La formazione era la seguente: Rossi; Tassotti, Galli, Maldini, Panucci; Boban, Albertini, Desailly, Donadoni; Savicevic; Massaro (4-4-1-1, ndr). Marcammo il Barcellona a uomo, lasciando libero Ferrer, che su 10 palloni, 9 ce li regalava. Quando entravamo in possesso di palla, fummo bravissimi a ripartire e attaccare. Massaro, Savicevic, Donaedoni e Boban, furono perfetti: a turno uno di loro rimaneva bloccato con Albertini e Desailly. Mi ricordo il gol più bello, quello di Savicevic. Il pallonetto che soprese Zubizzareta...

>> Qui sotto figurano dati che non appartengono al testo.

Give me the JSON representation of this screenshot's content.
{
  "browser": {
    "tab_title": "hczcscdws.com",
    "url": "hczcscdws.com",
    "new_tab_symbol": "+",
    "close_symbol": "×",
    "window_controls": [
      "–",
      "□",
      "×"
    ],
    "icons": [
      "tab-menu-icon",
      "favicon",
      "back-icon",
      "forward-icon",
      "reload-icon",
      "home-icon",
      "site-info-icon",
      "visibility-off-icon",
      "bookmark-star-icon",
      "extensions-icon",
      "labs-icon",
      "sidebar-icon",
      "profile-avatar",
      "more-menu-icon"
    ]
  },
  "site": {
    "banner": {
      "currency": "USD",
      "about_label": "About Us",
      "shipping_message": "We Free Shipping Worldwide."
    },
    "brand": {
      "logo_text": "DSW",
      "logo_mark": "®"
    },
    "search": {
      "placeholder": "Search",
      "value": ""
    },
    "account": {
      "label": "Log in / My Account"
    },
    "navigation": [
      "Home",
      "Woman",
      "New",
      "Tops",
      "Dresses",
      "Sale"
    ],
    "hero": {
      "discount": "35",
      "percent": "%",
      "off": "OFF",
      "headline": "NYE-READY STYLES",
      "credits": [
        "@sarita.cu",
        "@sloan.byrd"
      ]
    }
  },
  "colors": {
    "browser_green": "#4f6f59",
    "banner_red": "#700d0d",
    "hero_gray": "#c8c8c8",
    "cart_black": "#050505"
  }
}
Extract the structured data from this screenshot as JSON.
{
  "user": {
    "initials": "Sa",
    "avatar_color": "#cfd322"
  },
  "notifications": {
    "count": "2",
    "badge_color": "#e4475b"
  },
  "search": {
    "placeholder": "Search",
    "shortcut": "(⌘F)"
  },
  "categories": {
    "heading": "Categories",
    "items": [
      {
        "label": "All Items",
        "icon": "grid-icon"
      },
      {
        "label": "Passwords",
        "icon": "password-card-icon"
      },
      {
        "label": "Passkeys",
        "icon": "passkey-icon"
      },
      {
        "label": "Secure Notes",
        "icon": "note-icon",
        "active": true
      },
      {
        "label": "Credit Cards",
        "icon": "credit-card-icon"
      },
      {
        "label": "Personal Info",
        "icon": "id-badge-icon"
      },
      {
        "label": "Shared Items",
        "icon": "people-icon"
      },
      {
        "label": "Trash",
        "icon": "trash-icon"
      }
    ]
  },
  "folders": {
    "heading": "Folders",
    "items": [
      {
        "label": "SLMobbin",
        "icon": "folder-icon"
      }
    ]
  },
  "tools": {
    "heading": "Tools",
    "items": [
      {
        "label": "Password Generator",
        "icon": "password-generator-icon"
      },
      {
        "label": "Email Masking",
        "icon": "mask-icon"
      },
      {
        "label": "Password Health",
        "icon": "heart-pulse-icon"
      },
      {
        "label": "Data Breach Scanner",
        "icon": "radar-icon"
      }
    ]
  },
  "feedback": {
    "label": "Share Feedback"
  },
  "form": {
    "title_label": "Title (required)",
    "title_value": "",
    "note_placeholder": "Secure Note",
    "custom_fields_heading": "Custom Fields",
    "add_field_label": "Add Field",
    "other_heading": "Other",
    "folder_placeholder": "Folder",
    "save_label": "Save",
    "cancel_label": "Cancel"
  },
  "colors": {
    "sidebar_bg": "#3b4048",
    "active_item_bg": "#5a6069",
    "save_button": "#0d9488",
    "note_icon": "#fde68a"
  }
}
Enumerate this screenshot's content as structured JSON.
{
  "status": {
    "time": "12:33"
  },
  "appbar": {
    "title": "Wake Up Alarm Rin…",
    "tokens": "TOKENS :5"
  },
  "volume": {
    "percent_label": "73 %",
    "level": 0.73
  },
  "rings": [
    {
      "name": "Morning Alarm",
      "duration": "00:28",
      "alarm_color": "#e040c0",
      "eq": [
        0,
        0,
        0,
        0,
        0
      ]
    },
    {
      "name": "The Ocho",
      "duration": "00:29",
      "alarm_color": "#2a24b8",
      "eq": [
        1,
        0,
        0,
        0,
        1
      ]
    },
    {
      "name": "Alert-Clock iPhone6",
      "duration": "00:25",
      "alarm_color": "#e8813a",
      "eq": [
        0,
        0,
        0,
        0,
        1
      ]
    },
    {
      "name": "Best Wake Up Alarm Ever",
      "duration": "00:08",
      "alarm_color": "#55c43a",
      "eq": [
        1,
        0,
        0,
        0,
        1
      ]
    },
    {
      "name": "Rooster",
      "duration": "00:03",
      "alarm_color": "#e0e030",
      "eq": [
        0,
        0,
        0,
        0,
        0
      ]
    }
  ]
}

Tutti mi chiesero perché non avevo esultato: non ho mai esultato per il gol, perché credo che sia il risultato di un lungo lavoro collettivo. Quella partita fu particolare, perché i loro giocatori in qualsiasi momento potevano recuperare il risultato. Sul 4-0, però, non potevo più trattenermi, mancava poco tempo e ci abbracciammo tutti. Ricordo che fu la vera festa per Berlusconi, perché allo stesso momento ricevette la fiducia come Premier in Italia.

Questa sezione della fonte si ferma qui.